Girl, 12, only climate protester in drought stricken town
SHE may have been the only school student holding a cardboard sign in Chinchilla, but yesterday Ariel Ehlers was among tens of thousands of children Australia-wide lending their voice to the Strike 4 Climate Action initiative.
Climate Strike volunteers suggest about 30,000 people marched in a procession stretching nearly two kilometres through the Brisbane CBD, joining an expected 1 million global participants in the School Strike 4 Climate actions.
In spite of calls from Education Minister Grace Grace for students to protest "in their own time", rather than skipping class during regular school hours, thousands of school-age children joined adults as the protest converged at Queens Gardens and slowly moved through the city.
Year six Chinchilla State School student, Ariel, has become quite the little internet sensation over the past 24 hours, with several high profile media outlets taking notice of her solo strike outside the Western Downs Regional Council service centre on Heeney St in Chinchilla yesterday.
After Ariel's mother Claudia Ehlers shared a picture of her daughter striking on social media, Senator for New South Wales and Greens member Mehreen Saeed Faruqi commented "Claudia this is so cool.

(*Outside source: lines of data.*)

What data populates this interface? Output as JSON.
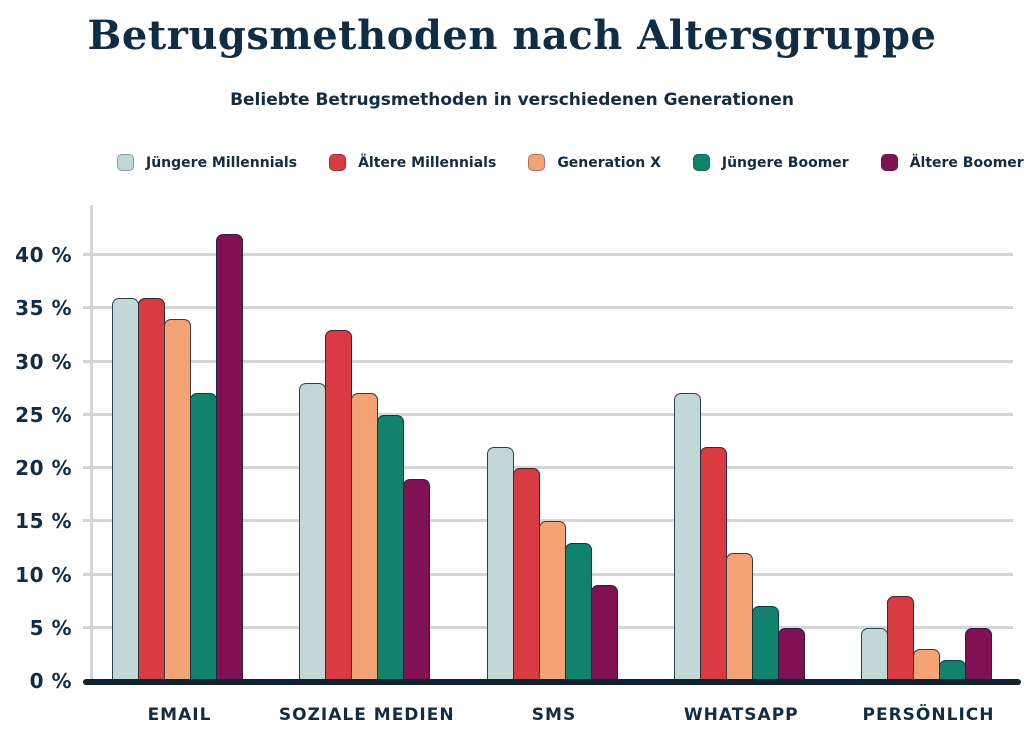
{
  "header": {
    "title": "Betrugsmethoden nach Altersgruppe",
    "subtitle": "Beliebte Betrugsmethoden in verschiedenen Generationen"
  },
  "chart_data": {
    "type": "bar",
    "title": "Betrugsmethoden nach Altersgruppe",
    "subtitle": "Beliebte Betrugsmethoden in verschiedenen Generationen",
    "categories": [
      "EMAIL",
      "SOZIALE MEDIEN",
      "SMS",
      "WHATSAPP",
      "PERSÖNLICH"
    ],
    "series": [
      {
        "name": "Jüngere Millennials",
        "color": "#c2d8d7",
        "values": [
          36,
          28,
          22,
          27,
          5
        ]
      },
      {
        "name": "Ältere Millennials",
        "color": "#d93b42",
        "values": [
          36,
          33,
          20,
          22,
          8
        ]
      },
      {
        "name": "Generation X",
        "color": "#f3a374",
        "values": [
          34,
          27,
          15,
          12,
          3
        ]
      },
      {
        "name": "Jüngere Boomer",
        "color": "#11826b",
        "values": [
          27,
          25,
          13,
          7,
          2
        ]
      },
      {
        "name": "Ältere Boomer",
        "color": "#801254",
        "values": [
          42,
          19,
          9,
          5,
          5
        ]
      }
    ],
    "xlabel": "",
    "ylabel": "",
    "y_ticks": [
      0,
      5,
      10,
      15,
      20,
      25,
      30,
      35,
      40
    ],
    "y_tick_suffix": " %",
    "ylim": [
      0,
      44.7
    ],
    "grid": "horizontal-only",
    "legend_position": "top"
  },
  "colors": {
    "text": "#112d44",
    "axis_line": "#13222f",
    "gridline": "#d4d5d7",
    "background": "#ffffff"
  }
}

Let your daughter know we are with her all the way."
Another woman commented "maybe alone on the ground, but definitely supported by 1000s."
The 12-year-old told Chinchilla News she hoped her actions would prompt other students around the Western Downs region to become more interested in the affects of climate change and the impact each person has on the environment.
"I did a PowerPoint presentation for my class a few weeks ago to discuss with them how climate change is already having a big impact on everyone's future," Ariel said.
"I discussed lots of different ways we can all help contribute towards supporting the environment and reducing our carbon footprint."
A keen cyclist Ariel said her family try to leave the car at home as much as possible and opt for pedal power instead.
"I'm also a really big fan of op-shopping because it saves you money and helps the environment at the same time," she said.
Ariel opted to miss all the fun and games of her last day of term, also known at Chinchilla State School as "Celebration Day" to stand outside the Chinchilla WDRC service centre yesterday afternoon to advocate for climate action because she said she's concerned about the future the current politicians are leaving her generation.
"I am pretty worried about what kind of world we're going to be living in when I am an adult.
"I decided to come down and join in the protest today even though I'm from a small town a long way from Brisbane, I knew I could still do something to make my stand for climate action.
"Even though the Western Downs council is just a small local part of our country's government, they can still make a big difference. We can all make a big difference if we choose to make a stand together."